I did not return to my former glory. But brain surgery recovery requires a lot of rest, and so does ME/CFS, though I did not know I had that yet. So I slept around the clock for weeks, listened to my body, and slowly started to improve. We moved back to my hometown and a math teaching position opened up. I had been writing about how our gifts and talents can match up with the needs of our community, and it felt like an obvious choice.
So I was teaching sixth grade. And coaching cross country. And planning school dances. And caring for my father who was sick, while parenting, managing our home, and supporting my Marine husband who was commuting three hours round trip to base every day. I never reached 100% but my brain surgeon told me there comes a point where you just have to push through. So I did. Every day I showed up for a classroom full of kids who needed steadiness and presence, and I gave it to them even when I had almost nothing left to give. I would go home and sleep after school, and entire weekends went to recovery so I could go back on Monday.
I wrote and revised and wrote some more anyway. Because the book felt necessary. Because the question of how we heal collectively felt urgent in a way I could not ignore.
The book was done. The tour was planned. I had a vision for how this would go, how I would finally get to stand in front of readers and say: here, I wrote this for us, for right now, for exactly this moment we are living through.
Two months before publication day, a virus changed everything.
I became disabled almost overnight. The ME/CFS that had been building for years was pushed into a severity I had not experienced before. I could not work. I could not travel. There were days I could not get out of bed, could not think clearly, could not manage the basic tasks of being a person in the world, let alone an author with a book to launch.
Instead of a big city book launch, I held a small, quiet event in our little town. It took weeks to recover from.
The book I had poured everything into went out into the world. And then it went quiet. I grieved that in a way that is hard to fully put into words. It felt like the loss of something I had worked so hard for, something I believed in so deeply, going quiet before it had the chance to be heard.
An estimated 3.35 million adults in the United States are living with ME/CFS right now. As many as 75% are unable to work. Around 25% are housebound or bedbound. (CDC) That is not a small number. That is millions of writers, teachers, artists, parents, creators and thinkers, people with something vital to contribute, who have gone missing from their own lives.

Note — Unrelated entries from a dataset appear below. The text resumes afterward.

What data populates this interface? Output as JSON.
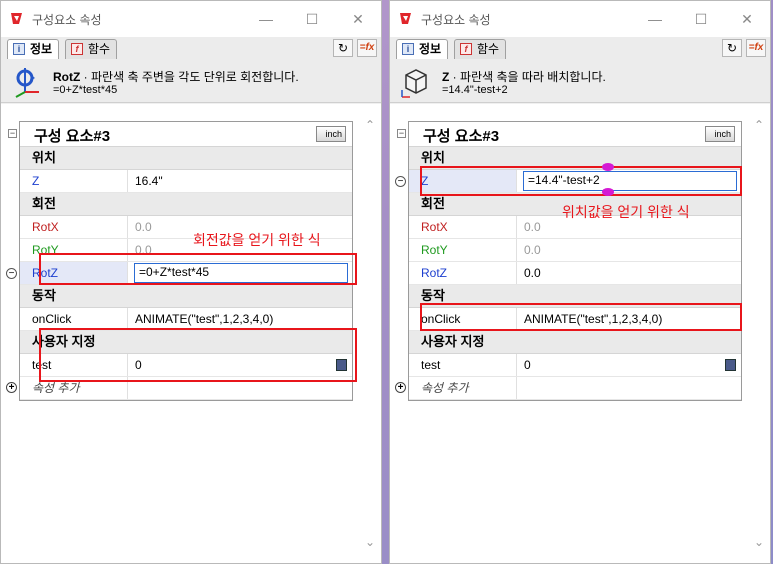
{
  "colors": {
    "accent": "#2b6cd4",
    "highlight_red": "#e8151b",
    "label_blue": "#1d3fcf",
    "label_red": "#c02020",
    "label_green": "#1f9a1f"
  },
  "left": {
    "window_title": "구성요소 속성",
    "tabs": [
      {
        "label": "정보",
        "icon": "info-icon"
      },
      {
        "label": "함수",
        "icon": "function-icon"
      }
    ],
    "info": {
      "name": "RotZ",
      "description": " · 파란색 축 주변을 각도 단위로 회전합니다.",
      "formula": "=0+Z*test*45"
    },
    "grid": {
      "title": "구성 요소#3",
      "unit_button": "inch",
      "sections": {
        "position": "위치",
        "rotation": "회전",
        "behavior": "동작",
        "custom": "사용자 지정"
      },
      "rows": {
        "z": {
          "label": "Z",
          "value": "16.4\""
        },
        "rotx": {
          "label": "RotX",
          "value": "0.0"
        },
        "roty": {
          "label": "RotY",
          "value": "0.0"
        },
        "rotz": {
          "label": "RotZ",
          "value": "=0+Z*test*45"
        },
        "onclick": {
          "label": "onClick",
          "value": "ANIMATE(\"test\",1,2,3,4,0)"
        },
        "test": {
          "label": "test",
          "value": "0"
        }
      },
      "add_property": "속성 추가"
    },
    "annotation": "회전값을 얻기 위한 식"
  },
  "right": {
    "window_title": "구성요소 속성",
    "tabs": [
      {
        "label": "정보",
        "icon": "info-icon"
      },
      {
        "label": "함수",
        "icon": "function-icon"
      }
    ],
    "info": {
      "name": "Z",
      "description": " · 파란색 축을 따라 배치합니다.",
      "formula": "=14.4\"-test+2"
    },
    "grid": {
      "title": "구성 요소#3",
      "unit_button": "inch",
      "sections": {
        "position": "위치",
        "rotation": "회전",
        "behavior": "동작",
        "custom": "사용자 지정"
      },
      "rows": {
        "z": {
          "label": "Z",
          "value": "=14.4\"-test+2"
        },
        "rotx": {
          "label": "RotX",
          "value": "0.0"
        },
        "roty": {
          "label": "RotY",
          "value": "0.0"
        },
        "rotz": {
          "label": "RotZ",
          "value": "0.0"
        },
        "onclick": {
          "label": "onClick",
          "value": "ANIMATE(\"test\",1,2,3,4,0)"
        },
        "test": {
          "label": "test",
          "value": "0"
        }
      },
      "add_property": "속성 추가"
    },
    "annotation": "위치값을 얻기 위한 식"
  }
}
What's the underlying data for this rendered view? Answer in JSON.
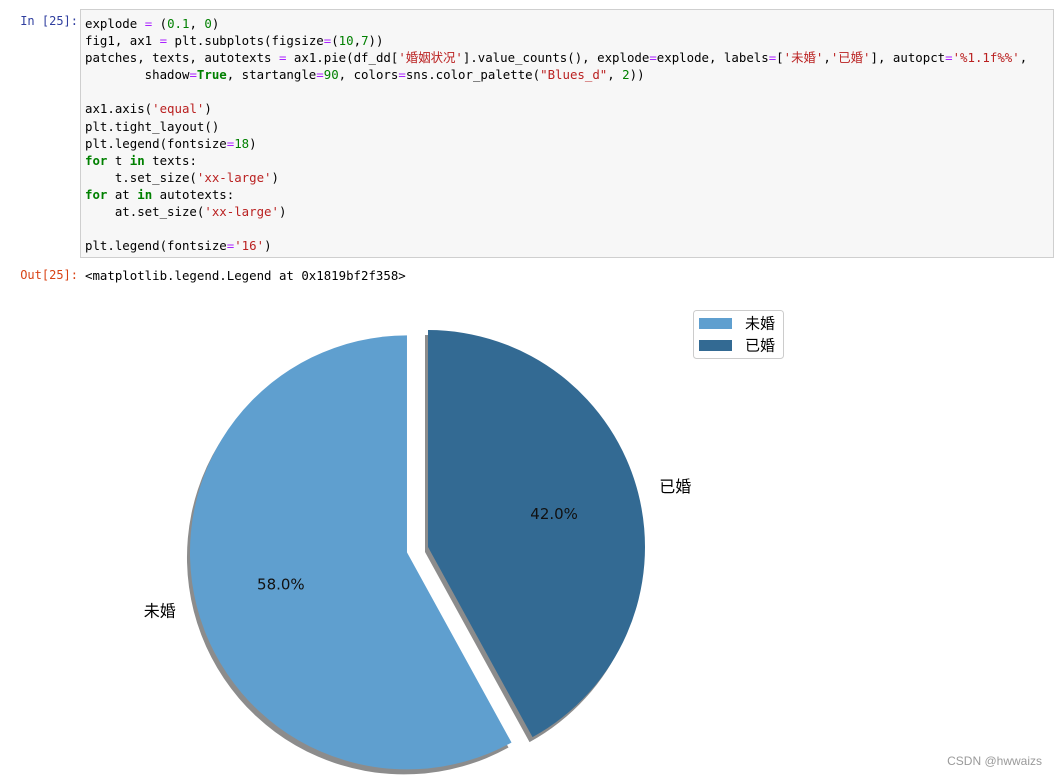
{
  "notebook": {
    "in_prompt": "In  [25]:",
    "out_prompt": "Out[25]:",
    "output_text": "<matplotlib.legend.Legend at 0x1819bf2f358>",
    "code_lines": [
      [
        [
          "explode ",
          ""
        ],
        [
          "=",
          "op"
        ],
        [
          " (",
          ""
        ],
        [
          "0.1",
          "num"
        ],
        [
          ", ",
          ""
        ],
        [
          "0",
          "num"
        ],
        [
          ")",
          ""
        ]
      ],
      [
        [
          "fig1, ax1 ",
          ""
        ],
        [
          "=",
          "op"
        ],
        [
          " plt.subplots(figsize",
          ""
        ],
        [
          "=",
          "op"
        ],
        [
          "(",
          ""
        ],
        [
          "10",
          "num"
        ],
        [
          ",",
          ""
        ],
        [
          "7",
          "num"
        ],
        [
          "))",
          ""
        ]
      ],
      [
        [
          "patches, texts, autotexts ",
          ""
        ],
        [
          "=",
          "op"
        ],
        [
          " ax1.pie(df_dd[",
          ""
        ],
        [
          "'婚姻状况'",
          "str"
        ],
        [
          "].value_counts(), explode",
          ""
        ],
        [
          "=",
          "op"
        ],
        [
          "explode, labels",
          ""
        ],
        [
          "=",
          "op"
        ],
        [
          "[",
          ""
        ],
        [
          "'未婚'",
          "str"
        ],
        [
          ",",
          ""
        ],
        [
          "'已婚'",
          "str"
        ],
        [
          "], autopct",
          ""
        ],
        [
          "=",
          "op"
        ],
        [
          "'%1.1f%%'",
          "str"
        ],
        [
          ",",
          ""
        ]
      ],
      [
        [
          "        shadow",
          ""
        ],
        [
          "=",
          "op"
        ],
        [
          "True",
          "kw"
        ],
        [
          ", startangle",
          ""
        ],
        [
          "=",
          "op"
        ],
        [
          "90",
          "num"
        ],
        [
          ", colors",
          ""
        ],
        [
          "=",
          "op"
        ],
        [
          "sns.color_palette(",
          ""
        ],
        [
          "\"Blues_d\"",
          "str"
        ],
        [
          ", ",
          ""
        ],
        [
          "2",
          "num"
        ],
        [
          "))",
          ""
        ]
      ],
      [
        [
          "",
          ""
        ]
      ],
      [
        [
          "ax1.axis(",
          ""
        ],
        [
          "'equal'",
          "str"
        ],
        [
          ")",
          ""
        ]
      ],
      [
        [
          "plt.tight_layout()",
          ""
        ]
      ],
      [
        [
          "plt.legend(fontsize",
          ""
        ],
        [
          "=",
          "op"
        ],
        [
          "18",
          "num"
        ],
        [
          ")",
          ""
        ]
      ],
      [
        [
          "for",
          "kw"
        ],
        [
          " t ",
          ""
        ],
        [
          "in",
          "kw"
        ],
        [
          " texts:",
          ""
        ]
      ],
      [
        [
          "    t.set_size(",
          ""
        ],
        [
          "'xx-large'",
          "str"
        ],
        [
          ")",
          ""
        ]
      ],
      [
        [
          "for",
          "kw"
        ],
        [
          " at ",
          ""
        ],
        [
          "in",
          "kw"
        ],
        [
          " autotexts:",
          ""
        ]
      ],
      [
        [
          "    at.set_size(",
          ""
        ],
        [
          "'xx-large'",
          "str"
        ],
        [
          ")",
          ""
        ]
      ],
      [
        [
          "",
          ""
        ]
      ],
      [
        [
          "plt.legend(fontsize",
          ""
        ],
        [
          "=",
          "op"
        ],
        [
          "'16'",
          "str"
        ],
        [
          ")",
          ""
        ]
      ]
    ]
  },
  "chart_data": {
    "type": "pie",
    "categories": [
      "未婚",
      "已婚"
    ],
    "values": [
      58.0,
      42.0
    ],
    "autopct_labels": [
      "58.0%",
      "42.0%"
    ],
    "colors": [
      "#5f9fcf",
      "#336a93"
    ],
    "explode": [
      0.1,
      0
    ],
    "startangle": 90,
    "shadow": true,
    "legend": {
      "entries": [
        "未婚",
        "已婚"
      ],
      "placement": "top-right"
    }
  },
  "watermark": "CSDN @hwwaizs"
}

I am one of them. (see my TEDx talk below). And the silence around this disease means that most people have no idea how many of us there are, what we have lost, or what we are still trying to give from wherever we find ourselves today.

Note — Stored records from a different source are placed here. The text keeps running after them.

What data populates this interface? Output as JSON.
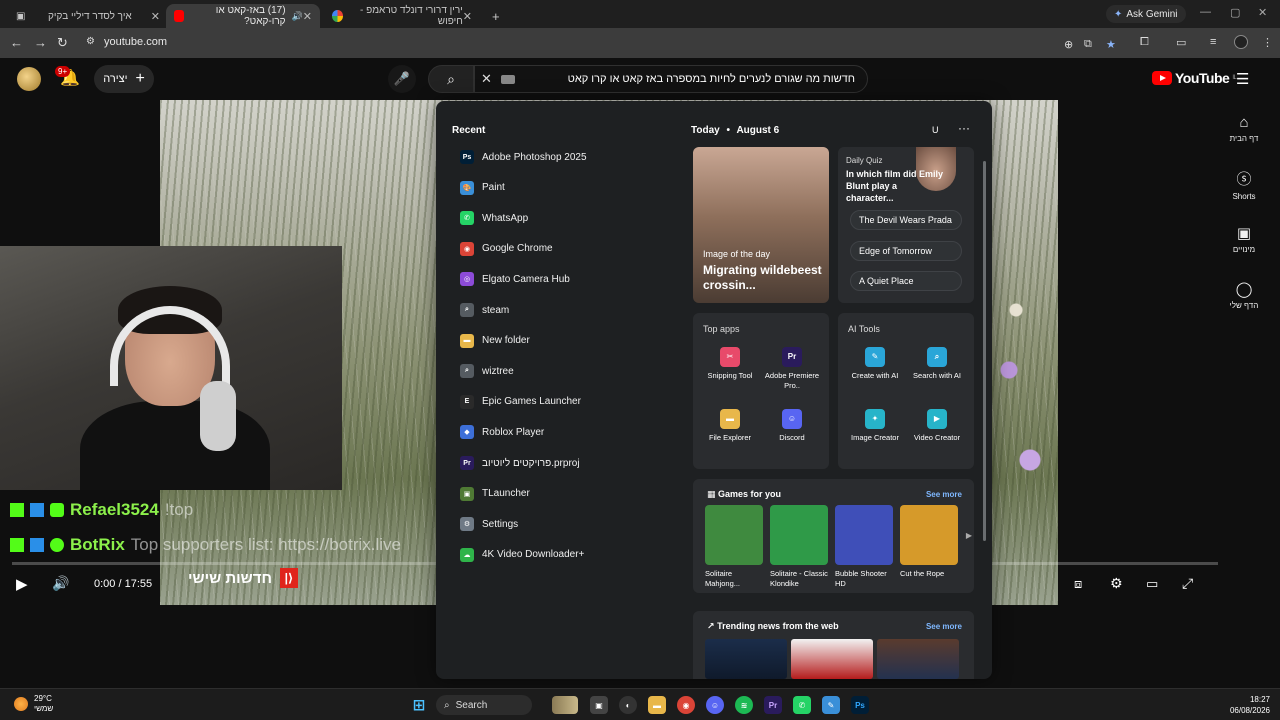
{
  "browser": {
    "tabs": [
      {
        "title": "איך לסדר דיליי בקיק",
        "active": false
      },
      {
        "title": "(17) באז-קאט או קרו-קאט?",
        "active": true
      },
      {
        "title": "ירין דרורי דונלד טראמפ - חיפוש",
        "active": false
      }
    ],
    "new_tab": "+",
    "ask_gemini": "Ask Gemini",
    "url": "youtube.com"
  },
  "youtube": {
    "notif_count": "9+",
    "create_label": "יצירה",
    "search_query": "חדשות מה שגורם לנערים לחיות במספרה באז קאט או קרו קאט",
    "logo_text": "YouTube",
    "logo_region": "IL",
    "guide": [
      {
        "icon": "home-icon",
        "label": "דף הבית"
      },
      {
        "icon": "shorts-icon",
        "label": "Shorts"
      },
      {
        "icon": "subscriptions-icon",
        "label": "מינויים"
      },
      {
        "icon": "you-icon",
        "label": "הדף שלי"
      }
    ],
    "player": {
      "time": "0:00 / 17:55",
      "progress": 0,
      "overlay_tag": "חדשות שישי"
    },
    "chat": [
      {
        "user": "Refael3524",
        "text": "!top",
        "color": "#8cf04b"
      },
      {
        "user": "BotRix",
        "text": "Top supporters list: https://botrix.live",
        "color": "#8cf04b"
      }
    ]
  },
  "start_menu": {
    "recent_title": "Recent",
    "recent": [
      {
        "name": "Adobe Photoshop 2025",
        "icon": "photoshop-icon",
        "color": "#001e36",
        "glyph": "Ps"
      },
      {
        "name": "Paint",
        "icon": "paint-icon",
        "color": "#3a8fd8",
        "glyph": "🎨"
      },
      {
        "name": "WhatsApp",
        "icon": "whatsapp-icon",
        "color": "#25d366",
        "glyph": "✆"
      },
      {
        "name": "Google Chrome",
        "icon": "chrome-icon",
        "color": "#db4437",
        "glyph": "◉"
      },
      {
        "name": "Elgato Camera Hub",
        "icon": "camera-hub-icon",
        "color": "#8c4bd8",
        "glyph": "◎"
      },
      {
        "name": "steam",
        "icon": "search-icon",
        "color": "#555b61",
        "glyph": "⌕"
      },
      {
        "name": "New folder",
        "icon": "folder-icon",
        "color": "#e8b74a",
        "glyph": "▬"
      },
      {
        "name": "wiztree",
        "icon": "search-icon",
        "color": "#555b61",
        "glyph": "⌕"
      },
      {
        "name": "Epic Games Launcher",
        "icon": "epic-games-icon",
        "color": "#2a2a2a",
        "glyph": "E"
      },
      {
        "name": "Roblox Player",
        "icon": "roblox-icon",
        "color": "#3d6fd8",
        "glyph": "◆"
      },
      {
        "name": "פרויקטים ליוטיוב.prproj",
        "icon": "premiere-project-icon",
        "color": "#2a1b5c",
        "glyph": "Pr"
      },
      {
        "name": "TLauncher",
        "icon": "tlauncher-icon",
        "color": "#4f7a34",
        "glyph": "▣"
      },
      {
        "name": "Settings",
        "icon": "gear-icon",
        "color": "#6f7a86",
        "glyph": "⚙"
      },
      {
        "name": "4K Video Downloader+",
        "icon": "downloader-icon",
        "color": "#2fb44a",
        "glyph": "☁"
      }
    ],
    "today_label": "Today",
    "today_date": "August 6",
    "today_user": "U",
    "image_of_day": {
      "label": "Image of the day",
      "title": "Migrating wildebeest crossin..."
    },
    "quiz": {
      "label": "Daily Quiz",
      "question": "In which film did Emily Blunt play a character...",
      "options": [
        "The Devil Wears Prada",
        "Edge of Tomorrow",
        "A Quiet Place"
      ]
    },
    "top_apps": {
      "title": "Top apps",
      "items": [
        {
          "name": "Snipping Tool",
          "icon": "snipping-tool-icon",
          "color": "#e84a6a",
          "glyph": "✂"
        },
        {
          "name": "Adobe Premiere Pro..",
          "icon": "premiere-icon",
          "color": "#2a1b5c",
          "glyph": "Pr"
        },
        {
          "name": "File Explorer",
          "icon": "file-explorer-icon",
          "color": "#e8b74a",
          "glyph": "▬"
        },
        {
          "name": "Discord",
          "icon": "discord-icon",
          "color": "#5865f2",
          "glyph": "☺"
        }
      ]
    },
    "ai_tools": {
      "title": "AI Tools",
      "items": [
        {
          "name": "Create with AI",
          "icon": "create-ai-icon",
          "color": "#2aa6d8",
          "glyph": "✎"
        },
        {
          "name": "Search with AI",
          "icon": "search-ai-icon",
          "color": "#2aa6d8",
          "glyph": "⌕"
        },
        {
          "name": "Image Creator",
          "icon": "image-creator-icon",
          "color": "#27b4c9",
          "glyph": "✦"
        },
        {
          "name": "Video Creator",
          "icon": "video-creator-icon",
          "color": "#27b4c9",
          "glyph": "▶"
        }
      ]
    },
    "games": {
      "title": "Games for you",
      "see_more": "See more",
      "items": [
        {
          "name": "Solitaire Mahjong...",
          "color": "#3f8a3f"
        },
        {
          "name": "Solitaire - Classic Klondike",
          "color": "#2f9a48"
        },
        {
          "name": "Bubble Shooter HD",
          "color": "#3f4fb8"
        },
        {
          "name": "Cut the Rope",
          "color": "#d69a2a"
        }
      ]
    },
    "news": {
      "title": "Trending news from the web",
      "see_more": "See more"
    }
  },
  "taskbar": {
    "weather_temp": "29°C",
    "weather_desc": "שמשי",
    "search_placeholder": "Search",
    "time": "18:27",
    "date": "06/08/2026"
  }
}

I say that not for sympathy. I say it because I want you to understand what it means when someone with ME/CFS shows up anyway. We are not being dramatic when we say it is risky. We are telling you the truth. And we keep showing up because we believe the work matters.

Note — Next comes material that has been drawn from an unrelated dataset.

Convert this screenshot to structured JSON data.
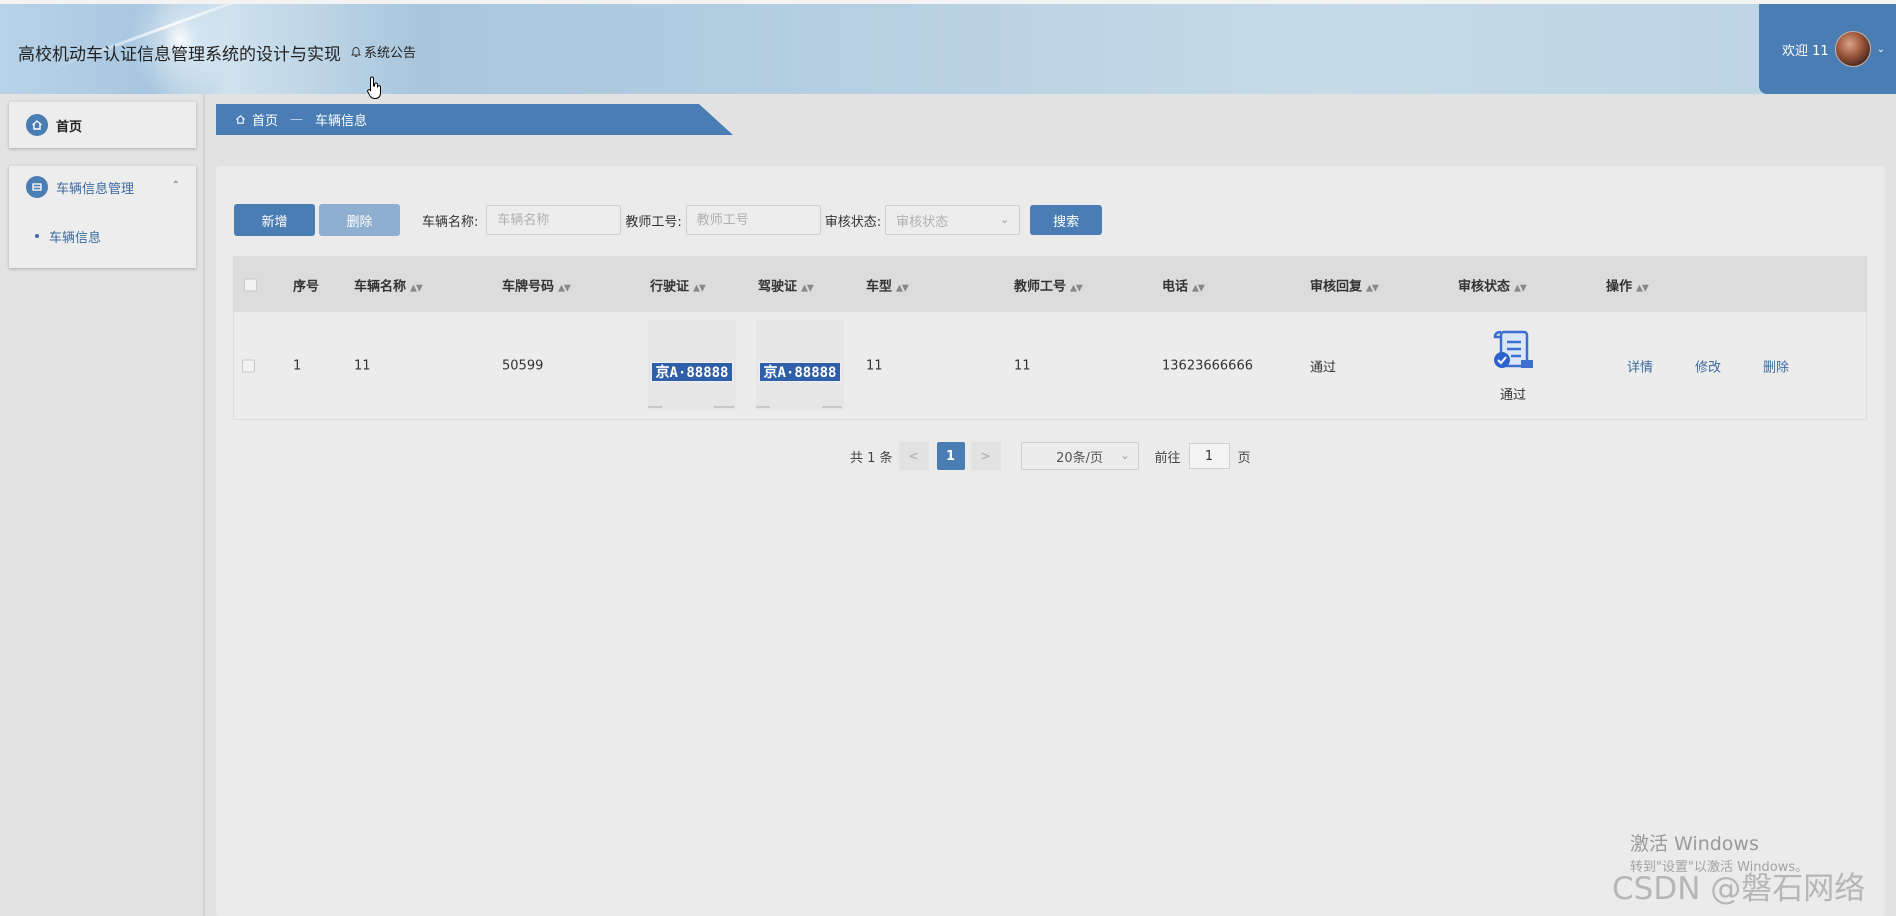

This book matters. The conversation it opens matters. And this community, the one reading this right now, matters more than I can say.
The Birthday Wish
Today is The 3 Things’ second birthday, and I have a wish.
I want this book to find the people who need it. The ones who are still asking how we come back from this, and honestly, how much further down we have gone since January 6th. The ones who are exhausted by division and desperately want a practical path forward.
For this week only, the ebook is available for $2.22 in honor of two years. You can grab it on Bookshop.org or Amazon. And if you have not seen the reel I made to go along with this, you can watch it here.
Every share, every tag, every review is a gift to a disabled author who cannot do this the way she planned. And it is a gift to every reader who has not found this book yet but needs it.
A Way Forward
Two years ago I asked how we come back from this.
I still believe The 3 Things is part of the answer. If anything, that need has only grown.
Thank you for being here. Thank you for two years. And thank you, in advance, for helping it find the people who need it most. 🤍 I love you and I’m so glad you’re here.




Maggie's book touched me deeply. I gained much insight into myself by reading it and now I can live a better life knowing about the Three Things! Bravo, Maggie! It is an excellent book!